A reconstituição mostra que é possível gravar e traduzir as ondas cerebrais para captar os elementos musicais da fala – o ritmo, o sotaque e a entoação – que, nos humanos, contêm um significado que as palavras sozinhas não possuem. O grupo de investigadores norte-americanos refere estes resultados num artigo publicado esta terça-feira na revista científica PLOS Biology, dizendo que acrescentaram “outro tijolo na parede da nossa compreensão do processamento de música no cérebro humano”.

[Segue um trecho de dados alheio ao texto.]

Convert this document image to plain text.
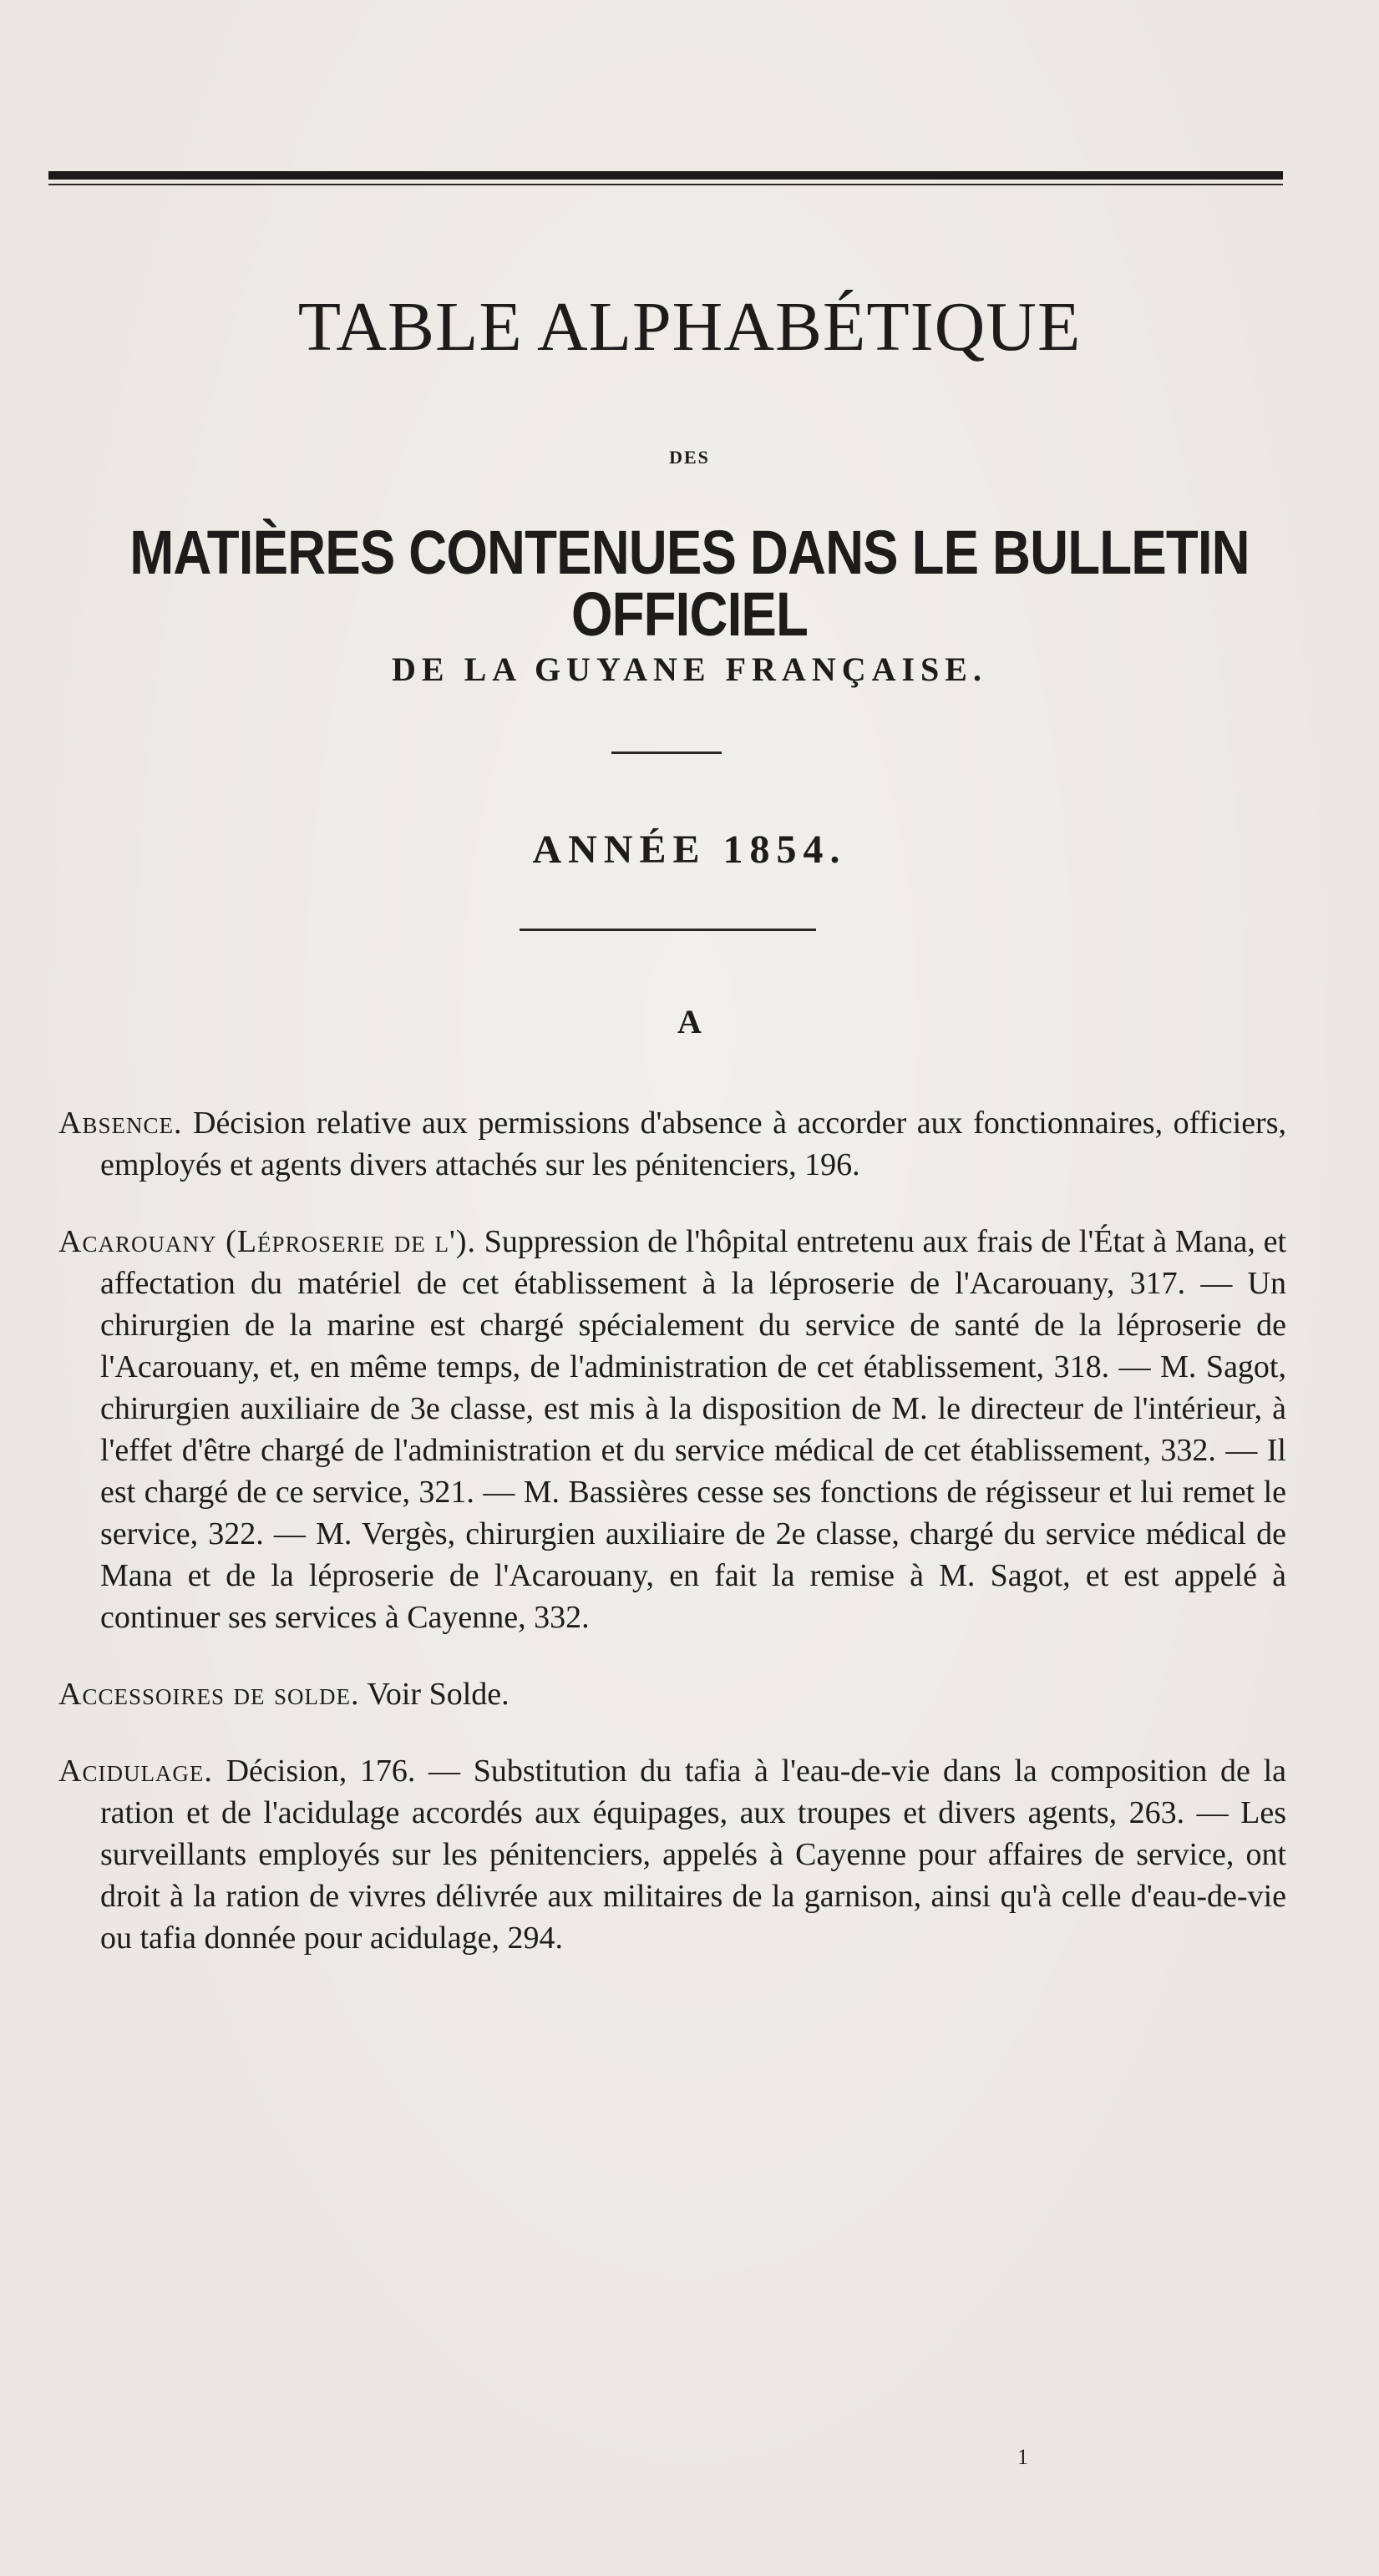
TABLE ALPHABÉTIQUE
DES
MATIÈRES CONTENUES DANS LE BULLETIN OFFICIEL
DE LA GUYANE FRANÇAISE.
ANNÉE 1854.
A

Absence. Décision relative aux permissions d'absence à accorder aux fonctionnaires, officiers, employés et agents divers attachés sur les pénitenciers, 196.

Acarouany (Léproserie de l'). Suppression de l'hôpital entretenu aux frais de l'État à Mana, et affectation du matériel de cet établissement à la léproserie de l'Acarouany, 317. — Un chirurgien de la marine est chargé spécialement du service de santé de la léproserie de l'Acarouany, et, en même temps, de l'administration de cet établissement, 318. — M. Sagot, chirurgien auxiliaire de 3e classe, est mis à la disposition de M. le directeur de l'intérieur, à l'effet d'être chargé de l'administration et du service médical de cet établissement, 332. — Il est chargé de ce service, 321. — M. Bassières cesse ses fonctions de régisseur et lui remet le service, 322. — M. Vergès, chirurgien auxiliaire de 2e classe, chargé du service médical de Mana et de la léproserie de l'Acarouany, en fait la remise à M. Sagot, et est appelé à continuer ses services à Cayenne, 332.

Accessoires de solde. Voir Solde.

Acidulage. Décision, 176. — Substitution du tafia à l'eau-de-vie dans la composition de la ration et de l'acidulage accordés aux équipages, aux troupes et divers agents, 263. — Les surveillants employés sur les pénitenciers, appelés à Cayenne pour affaires de service, ont droit à la ration de vivres délivrée aux militaires de la garnison, ainsi qu'à celle d'eau-de-vie ou tafia donnée pour acidulage, 294.

1
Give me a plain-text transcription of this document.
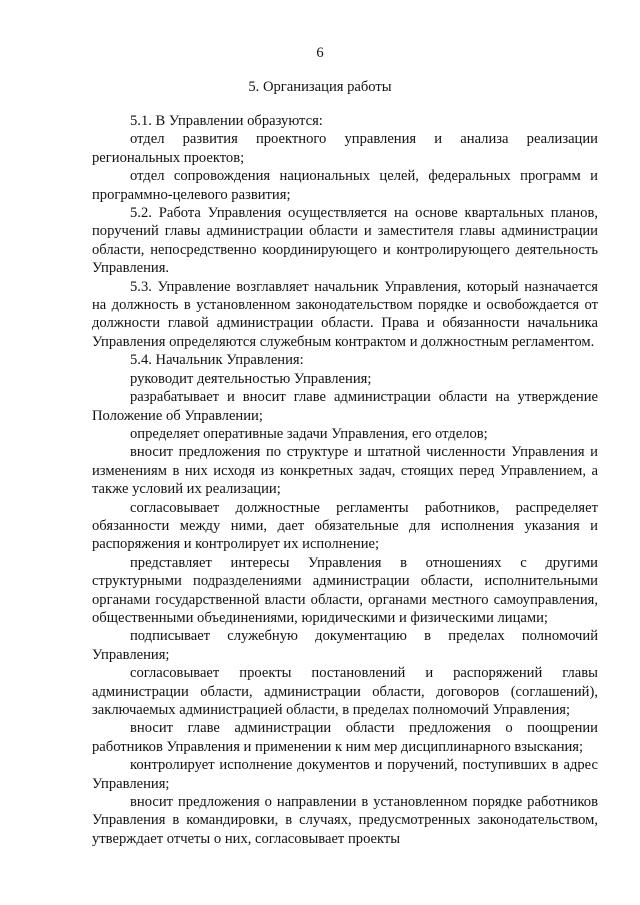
6
5. Организация работы

5.1. В Управлении образуются:

отдел развития проектного управления и анализа реализации региональных проектов;

отдел сопровождения национальных целей, федеральных программ и программно-целевого развития;

5.2. Работа Управления осуществляется на основе квартальных планов, поручений главы администрации области и заместителя главы администрации области, непосредственно координирующего и контролирующего деятельность Управления.

5.3. Управление возглавляет начальник Управления, который назначается на должность в установленном законодательством порядке и освобождается от должности главой администрации области. Права и обязанности начальника Управления определяются служебным контрактом и должностным регламентом.

5.4. Начальник Управления:

руководит деятельностью Управления;

разрабатывает и вносит главе администрации области на утверждение Положение об Управлении;

определяет оперативные задачи Управления, его отделов;

вносит предложения по структуре и штатной численности Управления и изменениям в них исходя из конкретных задач, стоящих перед Управлением, а также условий их реализации;

согласовывает должностные регламенты работников, распределяет обязанности между ними, дает обязательные для исполнения указания и распоряжения и контролирует их исполнение;

представляет интересы Управления в отношениях с другими структурными подразделениями администрации области, исполнительными органами государственной власти области, органами местного самоуправления, общественными объединениями, юридическими и физическими лицами;

подписывает служебную документацию в пределах полномочий Управления;

согласовывает проекты постановлений и распоряжений главы администрации области, администрации области, договоров (соглашений), заключаемых администрацией области, в пределах полномочий Управления;

вносит главе администрации области предложения о поощрении работников Управления и применении к ним мер дисциплинарного взыскания;

контролирует исполнение документов и поручений, поступивших в адрес Управления;

вносит предложения о направлении в установленном порядке работников Управления в командировки, в случаях, предусмотренных законодательством, утверждает отчеты о них, согласовывает проекты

Estas gravações de electroencefalografia intracraniana (iEEG) só podem ser feitas a partir da superfície do cérebro – o mais próximo possível dos centros auditivos – e podem beneficiar e muito as pessoas que têm problemas de comunicação, seja por causa de derrame ou de paralisia. Investigações anteriores já tinham chegado à conclusão de que a modelagem computacional poderia ser usada para descodificar e reconstituir a fala, mas ficava a faltar um modelo que incluísse elementos como tom, melodia, harmonia e ritmo, bem como diferentes regiões da rede de processamento de som do cérebro.

As interfaces cérebro-máquina utilizadas hoje para ajudar as pessoas que não conseguem falar conseguem descodificar palavras, mas as frases produzidas têm uma qualidade robótica semelhante ao software de discurso que Stephen Hawking usava.

“Neste momento, esta tecnologia é uma espécie de teclado para a mente. Não podem ler os pensamentos num teclado, precisamos de apertar os botões, o que dá origem a uma espécie de voz robótica. E com certeza há menos daquilo a que chamo ‘liberdade de expressão’”, diz o investigador principal deste estudo, Ludovic Bellier.

“São resultados maravilhosos”, refere ainda Robert Knight. “Uma das coisas mais importantes da música é que ela tem prosódia e conteúdo emocional. À medida que todo este campo de interfaces cérebro-máquina progride, temos mais formas de adicionar musicalidade a futuros implantes cerebrais para pessoas que precisam, pacientes com esclerose lateral amiotrófica (ELA) ou outro distúrbio neurológico ou de desenvolvimento incapacitante que comprometa a fala.”

À medida que as técnicas de gravação cerebral evoluem um dia poderá até ser possível, dizem os investigadores, recorrer a esta técnica sem necessidade de recorrer a uma cirurgia, usando, por exemplo, eléctrodos presos ao couro cabeludo. Actualmente, o EEG do couro cabeludo consegue medir a actividade cerebral para detectar uma letra individual num fluxo de letras, mas a abordagem demora pelo menos 20 segundos a identificar um único carácter, o que faz com que a comunicação seja trabalhosa e difícil.

“As técnicas não invasivas ainda não são exactas o suficiente. Temos esperança de que no futuro possamos, apenas com eléctrodos colocados fora do crânio, ler a actividade das regiões mais profundas do cérebro com uma boa qualidade de sinal. Mas estamos longe disso”, afirma Ludovic ​Bellier.